8 juin 2011

IMPOSER UN GRAND PROJET PAR LOI SPÉCIALE : UN PRÉCÉDENT INQUIÉTANT

Rabroué deux fois devant les tribunaux par des citoyens dans le dossier du prolongement de l'autoroute 73 à Beauceville, le gouvernement a transporté ce dossier à l'Assemblée nationale pour imposer son choix de tracé Est plutôt que le tracé Ouest, au mépris des instances environnementales et juridiques de notre société québécoise et au déni des droits fondamentaux des citoyennes et citoyens.

Rappelons quelques faits :

En mars 2007, le BAPE a imposé une condition sévère à la réalisation du tracé Est en raison de ses IMPACTS AGRICOLES SIGNIFICATIFS. Le MTQ n'a pas rencontré cette exigence.
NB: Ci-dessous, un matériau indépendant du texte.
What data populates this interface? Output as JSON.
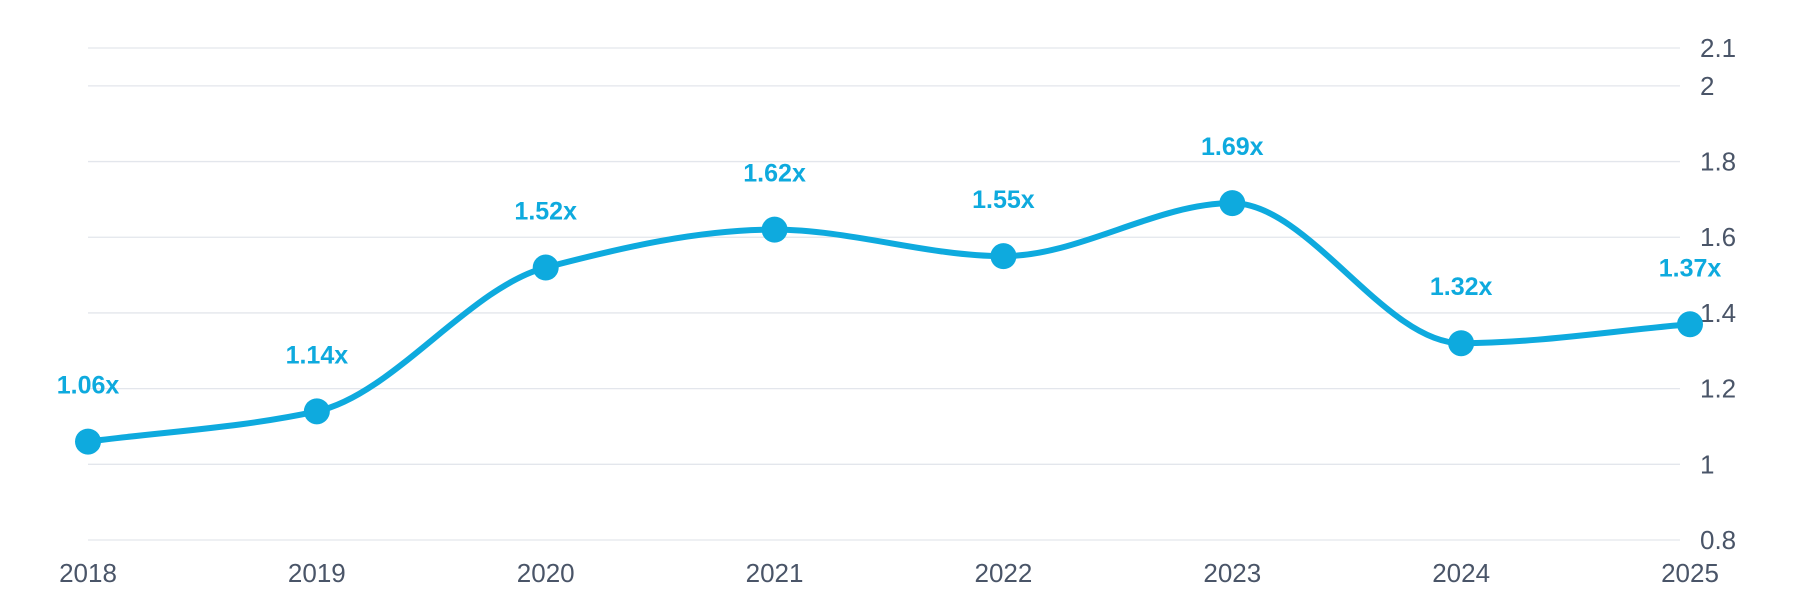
{
  "chart_data": {
    "type": "line",
    "title": "",
    "xlabel": "",
    "ylabel": "",
    "categories": [
      "2018",
      "2019",
      "2020",
      "2021",
      "2022",
      "2023",
      "2024",
      "2025"
    ],
    "series": [
      {
        "values": [
          1.06,
          1.14,
          1.52,
          1.62,
          1.55,
          1.69,
          1.32,
          1.37
        ],
        "labels": [
          "1.06x",
          "1.14x",
          "1.52x",
          "1.62x",
          "1.55x",
          "1.69x",
          "1.32x",
          "1.37x"
        ]
      }
    ],
    "ylim": [
      0.8,
      2.1
    ],
    "y_ticks": [
      0.8,
      1,
      1.2,
      1.4,
      1.6,
      1.8,
      2,
      2.1
    ],
    "y_tick_labels": [
      "0.8",
      "1",
      "1.2",
      "1.4",
      "1.6",
      "1.8",
      "2",
      "2.1"
    ],
    "y_axis_side": "right",
    "grid": true,
    "legend": "none",
    "line_style": "smooth",
    "colors": {
      "series": "#0eaade",
      "grid": "#e3e6ec",
      "tick_text": "#4a5568"
    }
  }
}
En juillet 2007, la CPTAQ a rendu une première autorisation pour le tracé Est en l'assujettissant à la formation d'un comité ayant mandat de déterminer les mesures de mitigation et indemnités pour les producteurs agricoles et forestiers touchés. En juillet 2008, cette autorisation est jugée d'ILLÉGALE par le Tribunal administratif du Québec, le TAQ.

Préalablement, les citoyens découvrent l'existence des autorisations dont dispose le gouvernement pour la réalisation du tracé Ouest depuis trois décennies. Ces informations essentielles n'ont jamais été divulguées à la population alors que ce projet autoroutier a été présenté sous l'égide de l'urgence de sa réalisation.

En 2009, la CPTAQ rend une seconde autorisation pour le tracé Est sur la base de données erronées fournies par le MTQ. Démasqué, le gouvernement court-circuite l'audience du recours en contestation de cette seconde autorisation un mois avant l'audience devant le TAQ par l'adoption d'un décret.

En novembre 2010, la Cour supérieure déclare la nullité du susdit décret. Ce jugement est porté en appel par le gouvernement.

En mars 2011, un mois avant l'audience de la Cour d'appel, le gouvernement invalide lui-même le jugement de la Cour supérieure par le dépôt d'un projet de loi validant le décret.

Les débats parlementaires n'ont toutefois pas convaincu le parti de l'opposition officielle d'appuyer ce projet de loi.

Ainsi, le tracé Est de l'autoroute 73 à Beauceville demeure un tracé indéfendable environnementalement, juridiquement et politiquement. Ce projet de loi ne le légalise que dans la forme. Les Partisans du tracé Ouest ne reconnaissent aucune compétence au parti au pouvoir pour décider des questions environnementales et conséquemment du tracé de moindre impact. Le tracé Est demeure illégal puisque le gouvernement n'a pas obtenu d'autorisation de la CPTAQ finale et sans appel.

Nous concluons que l'imposition d'un grand projet par loi spéciale est au surplus un précédent inquiétant pour l'avenir.

Les députés du Parti québécois ont raison d'être fières de s'y être opposés et nous les remercions infiniment.